Eventually your slow consumer will take such a long time that users will get impatient and start hitting retry, only compounding the issue. Services will timeout and users will wait tens of seconds to see errors.
This is a violation of our responsibility to be responsive in all cases.
Ultimately your consumer might end up storing or attempting to process so many messages that it runs out of memory and crashes.
This is a violation of our responsibility to built resilient systems.
Enter the circuit breaker.
If, instead of accepting messages even when the response of downstream systems is slow, we temporarily fail the responses immediately, telling users to come back later, then we start to have a different picture of the problem.

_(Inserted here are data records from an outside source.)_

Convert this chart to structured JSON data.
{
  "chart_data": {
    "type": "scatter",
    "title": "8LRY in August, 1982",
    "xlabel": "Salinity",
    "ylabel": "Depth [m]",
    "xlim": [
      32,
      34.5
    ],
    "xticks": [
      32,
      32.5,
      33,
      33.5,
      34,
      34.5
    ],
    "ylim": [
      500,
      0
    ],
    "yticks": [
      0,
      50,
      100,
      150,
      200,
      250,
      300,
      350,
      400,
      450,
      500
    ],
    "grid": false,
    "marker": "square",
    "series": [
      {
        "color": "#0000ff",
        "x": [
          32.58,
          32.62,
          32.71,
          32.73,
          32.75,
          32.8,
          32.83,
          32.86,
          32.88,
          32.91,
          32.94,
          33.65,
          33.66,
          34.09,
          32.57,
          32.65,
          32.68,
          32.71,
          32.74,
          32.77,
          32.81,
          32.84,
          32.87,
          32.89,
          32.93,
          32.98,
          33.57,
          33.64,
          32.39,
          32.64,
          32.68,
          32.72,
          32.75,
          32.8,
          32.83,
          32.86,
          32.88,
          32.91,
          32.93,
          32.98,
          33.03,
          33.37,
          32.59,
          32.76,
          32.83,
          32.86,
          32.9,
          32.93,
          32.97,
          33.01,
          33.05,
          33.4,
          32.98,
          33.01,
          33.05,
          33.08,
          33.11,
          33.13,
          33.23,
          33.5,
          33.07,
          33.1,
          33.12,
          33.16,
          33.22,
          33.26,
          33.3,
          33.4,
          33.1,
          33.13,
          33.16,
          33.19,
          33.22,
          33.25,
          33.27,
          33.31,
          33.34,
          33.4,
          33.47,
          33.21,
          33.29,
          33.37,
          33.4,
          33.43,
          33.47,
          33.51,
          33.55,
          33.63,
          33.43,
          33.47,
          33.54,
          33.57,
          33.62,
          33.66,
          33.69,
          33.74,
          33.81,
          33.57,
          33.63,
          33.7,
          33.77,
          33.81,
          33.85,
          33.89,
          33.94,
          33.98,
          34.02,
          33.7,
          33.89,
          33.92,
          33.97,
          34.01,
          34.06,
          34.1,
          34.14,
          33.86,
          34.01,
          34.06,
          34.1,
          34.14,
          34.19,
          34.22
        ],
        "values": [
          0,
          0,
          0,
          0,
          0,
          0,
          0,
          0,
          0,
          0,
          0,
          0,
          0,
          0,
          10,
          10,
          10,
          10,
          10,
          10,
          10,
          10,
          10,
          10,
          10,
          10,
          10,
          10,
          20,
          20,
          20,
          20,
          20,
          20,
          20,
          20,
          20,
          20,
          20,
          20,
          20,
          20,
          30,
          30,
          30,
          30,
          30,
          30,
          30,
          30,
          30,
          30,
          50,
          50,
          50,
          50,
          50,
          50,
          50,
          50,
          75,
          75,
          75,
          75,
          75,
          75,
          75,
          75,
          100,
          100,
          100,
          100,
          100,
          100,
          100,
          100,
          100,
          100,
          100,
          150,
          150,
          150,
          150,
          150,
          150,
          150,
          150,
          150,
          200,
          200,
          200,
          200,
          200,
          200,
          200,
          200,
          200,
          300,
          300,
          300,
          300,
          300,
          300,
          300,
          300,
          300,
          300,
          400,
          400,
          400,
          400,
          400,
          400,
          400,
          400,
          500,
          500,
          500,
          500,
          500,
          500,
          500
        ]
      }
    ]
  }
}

Now the downstream services can “catch up” and heal so we have two benefits:
– We don’t make users wait for an error (responsive)
– We let our systems heal (resiliency)
If the requests are going to timeout and fail anyway, we might as well not compound the problem by throwing more requests on.
The circuit breaker pattern will monitor timeouts and failures between the producer and consumer of requests. Normally it will not affect behaviour. This is the “closed” state for the circuit breaker:
Then, if downstream, a consumer gets overwhelmed and lots of errors or timeouts are occurring, the circuit breaker opens, giving failure messages back to the user quickly.
For timeouts, you can roughly guess the period of time needed based on the the measured max throughput of down service systems against the timeout latency thresh-hold. (ignoring all dependencies, if the system can process 100req/s and the timeout is at 5 seconds, there should be 500 messages queued so it will take 5 seconds to recover.
After waiting a period of time for recovery, the circuit breaker will change states to “half-open” and will try a request to see if the downstream system has recovered. All other requests will still fail with exception.
The response of the sample’d requests is evaluated. If the request fails, we assume the system has not recovered yet, and we flip back to open. If it appears to have recovered, then we can fully close the circuit breaker and continue as usual.
I produced a small scala/akka example here which demonstrates a message producer producing messages faster than the consumer, and shows how the circuit breaker protects against long response times and a total meltdown (eg out of memeory errors). While the Akka toolkit contains a circuit breaker out of the box, you can certainly implement the circuit breaker in any language and system you are using.